Development of a new HPLC-based method for 3-nitrotyrosine quantification in different biological matrices

Abstract

The nitration of tyrosine residues in proteins is associated with nitrosative stress, resulting in the formation of 3-nitrotyrosine (3-NT).1 3-NT levels in biological samples have been associated with numerous physiological and pathological conditions. Hence several attempts have been made in order to develop methods that accurately quantify 3-NT in these matrices. The aim of this study was to develop a simple, rapid, low-cost and sensitive high-performance liquid chromatography (HPLC)-based 3-NT quantification method. All experiments were performed on an Hitachi LaChrom Elite® HPLC system. The method was validated according to International Conference on Harmonisation (ICH) guidelines for serum samples. Additionally, other biological matrices were tested, namely whole blood, urine, B16 F-10 melanoma cell line, growth medium conditioned with the same cell line, bacterial and yeast suspensions.
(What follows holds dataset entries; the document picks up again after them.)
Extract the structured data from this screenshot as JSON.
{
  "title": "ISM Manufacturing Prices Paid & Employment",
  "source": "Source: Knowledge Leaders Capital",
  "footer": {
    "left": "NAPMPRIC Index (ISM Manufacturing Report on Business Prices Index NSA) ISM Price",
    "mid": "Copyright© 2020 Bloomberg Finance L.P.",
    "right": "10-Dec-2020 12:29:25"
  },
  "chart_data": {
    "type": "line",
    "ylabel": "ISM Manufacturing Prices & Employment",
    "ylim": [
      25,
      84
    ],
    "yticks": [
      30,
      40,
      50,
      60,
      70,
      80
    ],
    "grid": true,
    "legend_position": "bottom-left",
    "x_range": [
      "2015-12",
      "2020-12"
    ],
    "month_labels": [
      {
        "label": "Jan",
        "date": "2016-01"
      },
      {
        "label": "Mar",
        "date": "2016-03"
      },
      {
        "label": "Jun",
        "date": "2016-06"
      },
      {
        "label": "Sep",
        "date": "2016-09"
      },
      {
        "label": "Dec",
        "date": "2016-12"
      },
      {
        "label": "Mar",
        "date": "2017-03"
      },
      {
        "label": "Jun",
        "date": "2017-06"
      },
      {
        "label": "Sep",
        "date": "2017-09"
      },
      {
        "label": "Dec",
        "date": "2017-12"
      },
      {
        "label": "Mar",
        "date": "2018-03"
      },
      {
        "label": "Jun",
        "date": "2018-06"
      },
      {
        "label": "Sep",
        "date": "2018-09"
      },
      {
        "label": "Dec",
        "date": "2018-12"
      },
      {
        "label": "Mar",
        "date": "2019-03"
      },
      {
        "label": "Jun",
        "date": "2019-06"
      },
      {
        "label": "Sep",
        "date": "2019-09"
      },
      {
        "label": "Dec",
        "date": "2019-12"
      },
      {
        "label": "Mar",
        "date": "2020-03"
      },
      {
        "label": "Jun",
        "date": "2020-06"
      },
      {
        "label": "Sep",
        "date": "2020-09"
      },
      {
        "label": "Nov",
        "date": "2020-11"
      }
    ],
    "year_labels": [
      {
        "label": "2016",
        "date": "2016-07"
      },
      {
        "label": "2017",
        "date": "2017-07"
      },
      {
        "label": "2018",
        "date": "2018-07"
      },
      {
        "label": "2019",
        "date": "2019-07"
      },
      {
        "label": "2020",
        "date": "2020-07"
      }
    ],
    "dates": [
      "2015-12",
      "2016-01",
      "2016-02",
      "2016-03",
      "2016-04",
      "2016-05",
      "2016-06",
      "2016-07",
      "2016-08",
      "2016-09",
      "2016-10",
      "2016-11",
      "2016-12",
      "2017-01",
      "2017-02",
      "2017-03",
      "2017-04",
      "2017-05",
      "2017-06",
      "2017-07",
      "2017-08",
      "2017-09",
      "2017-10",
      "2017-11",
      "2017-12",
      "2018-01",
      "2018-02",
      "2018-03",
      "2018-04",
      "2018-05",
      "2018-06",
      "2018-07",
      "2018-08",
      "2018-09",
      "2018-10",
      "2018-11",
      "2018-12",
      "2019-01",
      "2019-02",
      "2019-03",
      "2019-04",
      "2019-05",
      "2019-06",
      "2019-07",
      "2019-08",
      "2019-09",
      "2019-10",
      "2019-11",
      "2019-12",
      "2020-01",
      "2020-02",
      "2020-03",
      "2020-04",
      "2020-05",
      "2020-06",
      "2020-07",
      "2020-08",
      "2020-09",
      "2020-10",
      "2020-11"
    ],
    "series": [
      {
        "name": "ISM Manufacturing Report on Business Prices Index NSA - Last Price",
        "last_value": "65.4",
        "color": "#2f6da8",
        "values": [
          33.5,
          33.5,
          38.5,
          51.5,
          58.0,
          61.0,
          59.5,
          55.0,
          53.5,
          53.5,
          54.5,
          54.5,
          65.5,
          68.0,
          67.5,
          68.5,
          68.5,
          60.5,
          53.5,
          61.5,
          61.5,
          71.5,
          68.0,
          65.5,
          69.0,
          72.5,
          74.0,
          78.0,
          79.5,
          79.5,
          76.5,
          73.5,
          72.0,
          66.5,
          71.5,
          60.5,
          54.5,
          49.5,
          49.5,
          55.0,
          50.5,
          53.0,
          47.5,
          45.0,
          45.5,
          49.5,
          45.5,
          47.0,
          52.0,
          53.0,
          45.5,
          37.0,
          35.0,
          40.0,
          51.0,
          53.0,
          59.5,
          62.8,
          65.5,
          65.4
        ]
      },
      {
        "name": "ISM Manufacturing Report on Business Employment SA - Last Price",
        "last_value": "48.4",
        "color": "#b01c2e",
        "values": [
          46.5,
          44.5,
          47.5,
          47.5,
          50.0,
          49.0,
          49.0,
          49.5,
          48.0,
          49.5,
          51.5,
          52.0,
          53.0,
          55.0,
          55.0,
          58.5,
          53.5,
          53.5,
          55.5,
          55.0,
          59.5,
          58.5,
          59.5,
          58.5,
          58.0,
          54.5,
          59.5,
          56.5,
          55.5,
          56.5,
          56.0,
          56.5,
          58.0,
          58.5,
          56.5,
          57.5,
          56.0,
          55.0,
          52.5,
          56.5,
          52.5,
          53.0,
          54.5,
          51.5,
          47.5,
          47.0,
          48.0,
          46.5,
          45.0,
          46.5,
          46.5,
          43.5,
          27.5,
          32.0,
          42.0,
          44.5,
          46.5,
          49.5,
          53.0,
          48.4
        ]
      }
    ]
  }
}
From all the protocols tested, the best results were obtained using 0.5% CH3COOH:MeOH:H2O (15:15:70) as mobile phase, with detection at wavelengths 215, 276 and 356nm, at 25°C, and using a flow rate of 1mLmin-1. By using this protocol, it was possible to obtain a linear calibration curve, limits of detection and quantification in the order of μgL-1, and a short analysis time (<15min per sample). The developed protocol allowed the successful detection and quantification of 3-NT in all biological matrices tested, with detection at 356nm. This method, successfully developed and validated for 3-NT quantification, is simple, cheap and fast. These features render this method a suitable option for analysis of a wide range of biological matrices, being a promising useful tool for both research and diagnosis activities.